И вдруг он спросил, весьма резко – я узнала бывшего доктора наук и профессора, которому, по должности, – пальца в рот не клади.
– Почему вы все стараетесь подчеркнуть мои особые с Михаилом отношения? Намекаете чуть ли не на какое-то мое с ним родство?
Алексей Данилов
Когда я прибыл в Шереметьево, внутренний мой голос стал отчего-то нашептывать мне: постой,
не торопись, оглянись, будь осторожен. Долгий опыт свидетельствовал, что к подсказкам моего второго, темного, подсознательного «я» следует относиться внимательно. В конце концов именно благодаря ему я обычно и денежки зарабатываю. Поэтому я умерил пыл и с крытой стоянки по направлению к выходу из таможенной зоны шел чуть ли не как резидент на встречу с особо ценным агентом: постоянно держа в уме всех персон и все автомобили окрест. Ничего подозрительного или виденного ранее не было, однако я все равно не стал немедленно присоединяться к толпе встречающих, а решил переждать несколько минут в кафе рядом. Тем более самолет только что приземлился, и нужно было время, чтобы герр Шмидт прошел паспортный контроль и таможню.И тут я понял, почему бунтовало мое второе «я» и как правильно я поступил, что решил маленько обождать. Потому что в толпу встречающих ввинтилась собственной персоной Микаэла Евдокимовна Сулимова. В руках она держала табличку с именем Шмидта – вероятно, того самого. Разумеется, не было ничего криминального, когда б она вдруг повстречала здесь, в аэропорту, меня. Мало ли что может делать столичный яппи в международном аэропорту родной Белокаменной! Но бороться с нею за почетное право отвезти Нетребина-старшего в отель мне совершенно не улыбалось. Я охотно готов был уступить эту позицию Микаэле.

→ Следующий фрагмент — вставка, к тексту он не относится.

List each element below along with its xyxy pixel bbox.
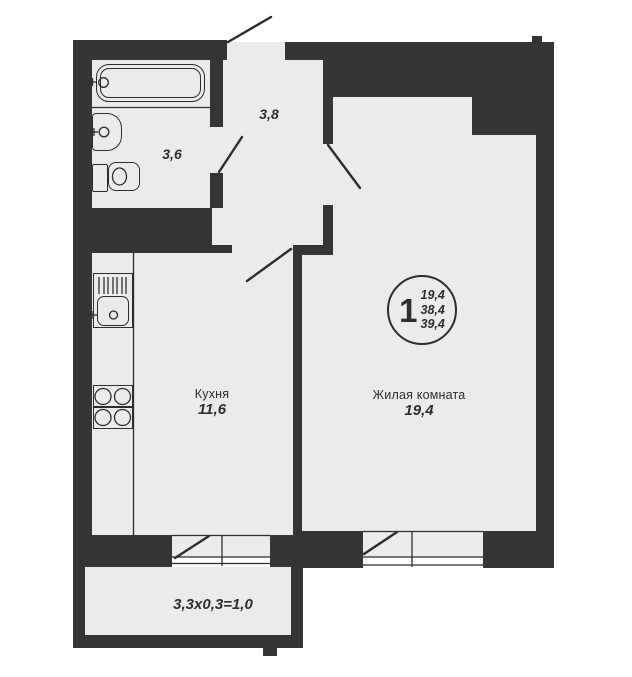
floor-entrance-opening xyxy=(227,42,285,60)
wall-niche-right xyxy=(472,60,536,135)
wall-hall-living-upper xyxy=(323,97,333,144)
floor-living-doorway xyxy=(323,144,333,205)
floor-bathroom-doorway xyxy=(210,127,223,173)
sink-icon xyxy=(92,113,122,151)
hallway-area-label: 3,8 xyxy=(239,106,299,122)
wall-top-living xyxy=(285,42,554,60)
wall-bottom-living-left xyxy=(302,531,363,568)
wall-left xyxy=(73,40,92,567)
living-window-glass xyxy=(363,557,483,568)
kitchen-sink-basin xyxy=(97,296,129,326)
wall-bottom-kitchen-left xyxy=(73,535,172,567)
wall-bathroom-bottom-strip xyxy=(73,245,232,253)
toilet-bowl xyxy=(108,162,140,191)
living-room-label: Жилая комната 19,4 xyxy=(339,388,499,420)
floorplan: 3,8 3,6 Кухня 11,6 Жилая комната 19,4 3,… xyxy=(0,0,632,677)
wall-right xyxy=(536,42,554,568)
wall-hall-living-stub xyxy=(323,205,333,245)
wall-bathroom-right-upper xyxy=(210,60,223,127)
kitchen-label: Кухня 11,6 xyxy=(162,387,262,419)
kitchen-window-glass xyxy=(172,557,270,567)
room-count: 1 xyxy=(399,294,417,327)
usable-area-value: 38,4 xyxy=(421,303,445,318)
wall-bathroom-bottom xyxy=(73,208,212,245)
kitchen-area: 11,6 xyxy=(162,401,262,418)
wall-balcony-bottom xyxy=(73,635,303,648)
floor-living-upper-right xyxy=(472,135,536,255)
living-room-area: 19,4 xyxy=(339,402,499,419)
living-room-name: Жилая комната xyxy=(339,388,499,402)
wall-balcony-stub xyxy=(263,648,277,656)
wall-top-bathroom xyxy=(73,40,227,60)
stove-lower xyxy=(93,406,133,429)
kitchen-name: Кухня xyxy=(162,387,262,401)
wall-bottom-living-right xyxy=(483,531,554,568)
bathroom-area-label: 3,6 xyxy=(142,146,202,162)
area-summary: 19,4 38,4 39,4 xyxy=(421,288,445,332)
floor-living-upper-left xyxy=(333,97,472,255)
wall-hall-corner-bar xyxy=(293,245,333,255)
entrance-door-swing xyxy=(228,17,271,42)
wall-bottom-kitchen-right xyxy=(270,535,302,567)
living-area-value: 19,4 xyxy=(421,288,445,303)
wall-niche-left xyxy=(323,60,472,97)
floor-hallway-notch xyxy=(212,208,232,245)
toilet-tank xyxy=(92,164,108,192)
stove-icon xyxy=(93,385,133,408)
bathtub-inner xyxy=(100,68,201,98)
floor-hallway xyxy=(223,60,323,245)
wall-kitchen-living-divider xyxy=(293,255,302,535)
total-area-value: 39,4 xyxy=(421,317,445,332)
wall-bathroom-right-stub xyxy=(210,173,223,208)
balcony-dimensions-label: 3,3x0,3=1,0 xyxy=(128,596,298,613)
apartment-summary-badge: 1 19,4 38,4 39,4 xyxy=(387,275,457,345)
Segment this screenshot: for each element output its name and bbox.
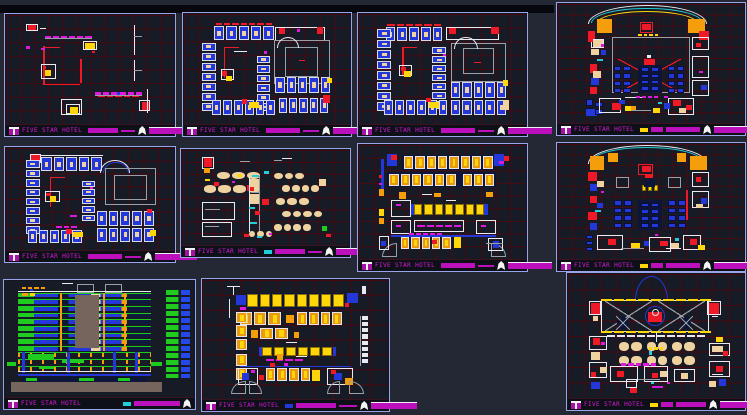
drawing-title-bar: FIVE STAR HOTEL [568, 398, 744, 410]
plan-block [591, 49, 598, 55]
plan-block [43, 84, 80, 85]
plan-block [396, 225, 401, 227]
plan-module [660, 347, 663, 349]
plan-module [648, 96, 652, 98]
plan-module [279, 98, 287, 113]
plan-block [719, 379, 726, 385]
plan-module [412, 174, 421, 187]
plan-module [688, 299, 698, 301]
plan-block [491, 27, 499, 34]
plan-module [236, 312, 247, 323]
plan-module [651, 223, 659, 228]
plan-module [476, 204, 484, 214]
basement-plan-window[interactable]: FIVE STAR HOTEL [4, 13, 176, 137]
plan-module [241, 23, 247, 25]
plan-block [486, 192, 493, 198]
plan-module [636, 363, 641, 365]
plan-module [651, 363, 656, 365]
plan-module [667, 335, 675, 337]
plan-module [411, 237, 419, 248]
basement-plan-drawing [6, 15, 174, 124]
plan-block [233, 286, 235, 296]
plan-block [597, 19, 612, 32]
plan-module [362, 316, 368, 320]
plan-module [474, 174, 483, 187]
plan-block [588, 37, 594, 42]
drawing-title-text: FIVE STAR HOTEL [22, 128, 82, 134]
plan-block [379, 183, 382, 185]
room-strip [672, 356, 695, 365]
title-block-bar [371, 402, 417, 409]
plan-block [319, 179, 326, 187]
plan-module [297, 294, 307, 307]
plan-block [632, 110, 651, 111]
plan-module [97, 228, 107, 242]
plan-block [591, 382, 600, 389]
plan-block [642, 24, 651, 30]
plan-block [429, 102, 439, 108]
plan-block [454, 237, 461, 247]
building-section-window[interactable]: FIVE STAR HOTEL [3, 279, 196, 410]
plan-block [655, 234, 659, 236]
plan-module [289, 98, 297, 113]
room-strip [236, 312, 247, 350]
plan-module [433, 27, 443, 41]
roof-level-plan-window[interactable]: FIVE STAR HOTEL [566, 272, 746, 411]
plan-block [18, 371, 150, 372]
plan-module [423, 174, 432, 187]
plan-block [286, 315, 293, 323]
plan-module [654, 185, 658, 191]
plan-block [250, 222, 257, 224]
plan-block [214, 182, 219, 186]
plan-block [45, 38, 92, 39]
plan-module [303, 224, 311, 231]
north-arrow-icon [325, 247, 333, 256]
plan-block [284, 363, 288, 365]
level-mark-block [264, 250, 272, 254]
plan-module [624, 208, 632, 213]
plan-block [113, 352, 116, 373]
plan-module [218, 185, 231, 193]
plan-module [249, 231, 255, 238]
title-block-bar [714, 262, 747, 269]
room-strip [266, 359, 303, 361]
plan-block [709, 381, 716, 387]
plan-module [41, 157, 52, 171]
drawing-symbol-icon [9, 253, 19, 261]
plan-block [270, 363, 276, 367]
plan-block [591, 78, 598, 85]
plan-block [712, 316, 717, 317]
plan-module [614, 200, 622, 205]
room-strip [601, 299, 710, 301]
room-outline [202, 202, 235, 220]
scale-bar [441, 128, 475, 133]
plan-module [414, 204, 422, 214]
room-strip [651, 203, 659, 228]
plan-module [362, 347, 368, 351]
plan-block [62, 283, 73, 284]
room-strip [97, 211, 154, 225]
plan-module [166, 346, 191, 351]
room-strip [677, 66, 684, 93]
plan-block [379, 218, 384, 224]
plan-block [95, 95, 142, 96]
plan-block [503, 100, 510, 110]
drawing-symbol-icon [561, 262, 571, 270]
stair-fan [231, 381, 246, 394]
plan-module [651, 74, 659, 78]
plan-block [723, 351, 728, 356]
plan-module [651, 203, 659, 208]
plan-module [232, 23, 238, 25]
plan-block [660, 371, 667, 377]
plan-module [251, 26, 261, 40]
plan-block [590, 196, 597, 203]
room-strip [260, 328, 288, 340]
room-outline [692, 56, 709, 77]
plan-module [474, 82, 483, 97]
plan-block [240, 161, 250, 162]
room-strip [451, 82, 506, 97]
plan-module [166, 304, 191, 309]
plan-module [397, 27, 407, 41]
plan-block [647, 55, 651, 57]
room-strip [614, 66, 621, 93]
plan-module [166, 339, 191, 344]
room-strip [668, 66, 675, 93]
plan-module [474, 100, 483, 115]
plan-block [45, 47, 60, 48]
plan-module [132, 228, 142, 242]
room-strip [389, 174, 456, 187]
plan-module [362, 322, 368, 326]
plan-module [663, 331, 673, 333]
plan-module [26, 189, 39, 196]
plan-module [274, 224, 282, 231]
plan-module [614, 299, 624, 301]
room-strip [409, 233, 442, 235]
plan-block [379, 209, 384, 216]
plan-block [50, 196, 57, 202]
plan-block [234, 51, 247, 52]
plan-module [97, 211, 107, 225]
restaurant-floor-plan-window[interactable]: FIVE STAR HOTEL [180, 148, 351, 258]
plan-module [276, 198, 286, 205]
plan-module [314, 211, 323, 218]
plan-module [641, 209, 649, 214]
plan-module [461, 156, 470, 169]
drawing-title-text: FIVE STAR HOTEL [574, 263, 634, 269]
plan-module [224, 23, 230, 25]
room-strip [274, 173, 304, 180]
plan-module [647, 335, 655, 337]
room-strip [216, 23, 272, 25]
plan-block [399, 192, 406, 199]
plan-module [644, 34, 648, 36]
plan-block [486, 243, 503, 244]
plan-block [237, 174, 242, 177]
plan-module [166, 318, 191, 323]
room-strip [22, 287, 45, 289]
plan-block [644, 179, 655, 187]
plan-block [675, 238, 679, 240]
plan-module [623, 73, 630, 78]
room-strip [377, 29, 390, 110]
plan-module [287, 77, 296, 94]
plan-module [485, 174, 494, 187]
room-strip [621, 363, 656, 365]
room-outline [114, 175, 148, 201]
plan-module [263, 26, 273, 40]
plan-module [26, 179, 39, 186]
title-block-bar [508, 127, 552, 134]
plan-block [621, 248, 643, 249]
plan-module [233, 185, 246, 193]
plan-block [317, 27, 324, 34]
plan-block [360, 316, 361, 366]
third-floor-plan-window[interactable]: FIVE STAR HOTEL [357, 12, 528, 137]
plan-block [709, 303, 720, 314]
plan-block [40, 28, 47, 29]
plan-module [236, 325, 247, 336]
plan-block [147, 209, 152, 213]
plan-module [623, 88, 630, 93]
plan-block [60, 293, 62, 351]
plan-module [216, 23, 222, 25]
plan-block [712, 346, 723, 352]
room-outline [202, 222, 232, 237]
room-strip [417, 225, 460, 227]
level-mark-block [650, 403, 658, 407]
plan-module [166, 332, 191, 337]
plan-module [649, 347, 652, 349]
plan-module [322, 347, 332, 357]
plan-block [11, 382, 162, 392]
entrance-level-plan-window[interactable]: FIVE STAR HOTEL [556, 142, 746, 272]
room-strip [282, 185, 319, 192]
plan-block [619, 100, 625, 104]
plan-block [39, 366, 54, 369]
plan-block [205, 226, 218, 227]
plan-module [446, 174, 455, 187]
plan-module [299, 98, 307, 113]
plan-module [287, 198, 297, 205]
north-arrow-icon [322, 126, 330, 135]
plan-module [333, 294, 343, 307]
plan-module [109, 228, 119, 242]
drawing-title-text: FIVE STAR HOTEL [22, 254, 82, 260]
restaurant-floor-plan-drawing [182, 150, 349, 245]
plan-block [242, 373, 249, 380]
plan-block [277, 354, 283, 360]
fourth-floor-plan-window[interactable]: FIVE STAR HOTEL [4, 146, 176, 263]
plan-block [590, 156, 605, 171]
plan-block [323, 95, 330, 103]
plan-module [41, 287, 45, 289]
plan-module [643, 363, 648, 365]
canopy-arc [277, 37, 299, 48]
plan-module [377, 40, 390, 48]
plan-block [75, 295, 100, 348]
guestroom-floor-plan-a-window[interactable]: FIVE STAR HOTEL [357, 143, 528, 272]
plan-module [401, 237, 409, 248]
plan-module [668, 66, 675, 71]
plan-block [204, 168, 211, 173]
plan-module [668, 223, 676, 228]
plan-block [134, 25, 135, 56]
plan-module [657, 335, 665, 337]
plan-block [698, 245, 705, 250]
plan-module [54, 157, 65, 171]
plan-module [636, 96, 640, 98]
stair-fan [249, 381, 262, 394]
plan-block [251, 370, 255, 372]
plan-module [302, 185, 310, 192]
plan-module [389, 174, 398, 187]
plan-module [387, 24, 394, 26]
plan-module [435, 204, 443, 214]
plan-block [696, 43, 702, 47]
plan-block [658, 102, 662, 104]
room-outline [668, 177, 681, 187]
guestroom-floor-plan-b-window[interactable]: FIVE STAR HOTEL [201, 278, 390, 412]
ground-floor-plan-window[interactable]: FIVE STAR HOTEL [556, 2, 746, 136]
plan-module [700, 331, 710, 333]
room-strip [386, 27, 443, 41]
plan-block [396, 204, 401, 206]
plan-block [259, 177, 260, 232]
plan-block [255, 211, 260, 215]
north-arrow-icon [709, 400, 717, 409]
plan-block [638, 379, 659, 380]
plan-module [472, 156, 481, 169]
plan-block [591, 372, 596, 377]
plan-block [503, 80, 508, 86]
plan-module [586, 99, 593, 106]
plan-block [404, 71, 411, 77]
plan-block [673, 100, 680, 106]
plan-module [166, 290, 191, 295]
plan-block [80, 59, 82, 83]
plan-module [614, 66, 621, 71]
plan-module [26, 170, 39, 177]
plan-block [322, 226, 327, 231]
plan-module [18, 359, 150, 364]
scale-bar [266, 128, 300, 133]
plan-block [588, 172, 597, 181]
plan-module [432, 74, 445, 81]
plan-block [297, 29, 300, 31]
plan-block [92, 51, 95, 53]
plan-module [434, 24, 441, 26]
plan-module [432, 56, 445, 63]
scale-bar [339, 405, 357, 407]
plan-module [401, 174, 410, 187]
north-arrow-icon [703, 125, 711, 134]
plan-module [26, 160, 39, 167]
guestroom-floor-plan-b-drawing [203, 280, 388, 399]
second-floor-plan-window[interactable]: FIVE STAR HOTEL [182, 12, 352, 137]
plan-block [30, 293, 36, 296]
plan-block [37, 294, 45, 297]
plan-module [257, 56, 270, 64]
drawing-title-text: FIVE STAR HOTEL [584, 402, 644, 408]
plan-module [310, 98, 318, 113]
plan-block [591, 352, 600, 359]
scale-bar [125, 256, 141, 258]
plan-block [474, 62, 481, 63]
cad-viewport[interactable]: FIVE STAR HOTELFIVE STAR HOTELFIVE STAR … [0, 0, 747, 415]
plan-block [286, 342, 297, 343]
drawing-title-text: FIVE STAR HOTEL [21, 401, 81, 407]
plan-module [377, 29, 390, 37]
plan-module [437, 233, 442, 235]
north-arrow-icon [183, 399, 191, 408]
plan-block [250, 194, 258, 204]
plan-block [45, 70, 52, 77]
plan-module [624, 223, 632, 228]
plan-block [601, 44, 605, 46]
cross-brace [616, 316, 630, 330]
plan-module [641, 86, 649, 90]
room-strip [619, 342, 642, 351]
fourth-floor-plan-drawing [6, 148, 174, 250]
canopy-arc [635, 276, 668, 301]
plan-module [631, 342, 641, 351]
plan-module [272, 294, 282, 307]
plan-block [712, 374, 723, 375]
room-outline [616, 177, 629, 187]
room-outline [139, 100, 151, 111]
drawing-symbol-icon [185, 248, 195, 256]
plan-module [422, 237, 430, 248]
plan-module [445, 225, 452, 227]
plan-block [660, 241, 667, 247]
plan-module [651, 86, 659, 90]
plan-module [415, 156, 424, 169]
plan-block [326, 234, 331, 238]
plan-module [641, 216, 649, 221]
plan-module [298, 77, 307, 94]
plan-module [678, 223, 686, 228]
plan-module [166, 297, 191, 302]
plan-module [254, 312, 266, 325]
plan-module [678, 208, 686, 213]
plan-module [321, 294, 331, 307]
plan-module [623, 66, 630, 71]
room-strip [638, 34, 658, 36]
plan-module [617, 335, 625, 337]
plan-block [70, 107, 78, 115]
plan-module [71, 226, 76, 228]
plan-block [656, 332, 657, 342]
plan-module [586, 241, 593, 245]
plan-block [262, 199, 269, 205]
plan-block [649, 351, 653, 355]
room-strip [641, 67, 649, 91]
plan-module [204, 185, 217, 193]
plan-block [597, 203, 603, 209]
plan-module [202, 53, 215, 61]
room-strip [672, 342, 695, 351]
entrance-level-plan-drawing [558, 144, 744, 259]
level-mark-block [123, 402, 131, 406]
plan-module [247, 294, 257, 307]
plan-block [150, 230, 155, 236]
north-arrow-icon [360, 401, 368, 410]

А сам я постарался стать как можно менее заметным. Я нечасто прибегал к подобного рода трюку – но владеют им в принципе многие. Кроме экстрасенсов, еще профессиональные разведчики и топтуны. Ты вроде бы здесь, на месте – однако мысленно будто натягиваешь на себя шапку-невидимку. И (проверено) становишься практически не виден для окружающих. Тебя просто перестают замечать. Усилием воли ты как бы сливаешься с окружающим пейзажем.
Со своего наблюдательного пункта я видел, как Микаэла встретила седого господина с дорожной сумкой. Она попыталась взять у него багаж, но он не отдал и даже приосанился. Оба отправились по направлению к стоянке. Я пошел следом. Мне надо было успеть проследить, на чем они уедут, и поспешить за ними. Я не мог знать, что Микаэла замышляет, но полагал, что ничего хорошего от нее герру Шмидту ждать не приходилось.
Мне помогло, что женщина шла не спеша, приноравливаясь к старчески неторопливым движениям Нетребина. Я увидел, как она грузит его сумку в багажник стального «Туарега», запаркованного на втором уровне, а сам бросился к своей машине на уровень третий. В итоге за шлагбаум я успел выехать очень грамотно: через две машины за Микаэлой.
Мой опыт наружного наблюдения не простирался далее советской черно-белой шпионской классики: «Семнадцати мгновений весны» и «Мертвого сезона». Я понимал, что проколоться легко, и потому продолжал играть в игру «невидимка», распространяя вокруг своего лимузина биополе незаметности. Впрочем, моя машина, черная «Вольво», и без того сливалась с московским трафиком.
Однако мне, вдобавок, следовало не выпускать Микаэлин «Туарег» из виду, – а выполнять эту задачу одному, без подстраховки, оказалось довольного сложно.
С тайной надеждой, что моя девушка (я не знал как) сумеет мне помочь, я еще с Международного шоссе позвонил Варе. Она, в знак особого доверия, дала мне номер своего левого телефона, зарегистрированного на постороннего человека, о котором не знало даже ее начальство.
– Привет, Варя, – сказал я в трубку. – Как ты думаешь, где я нахожусь?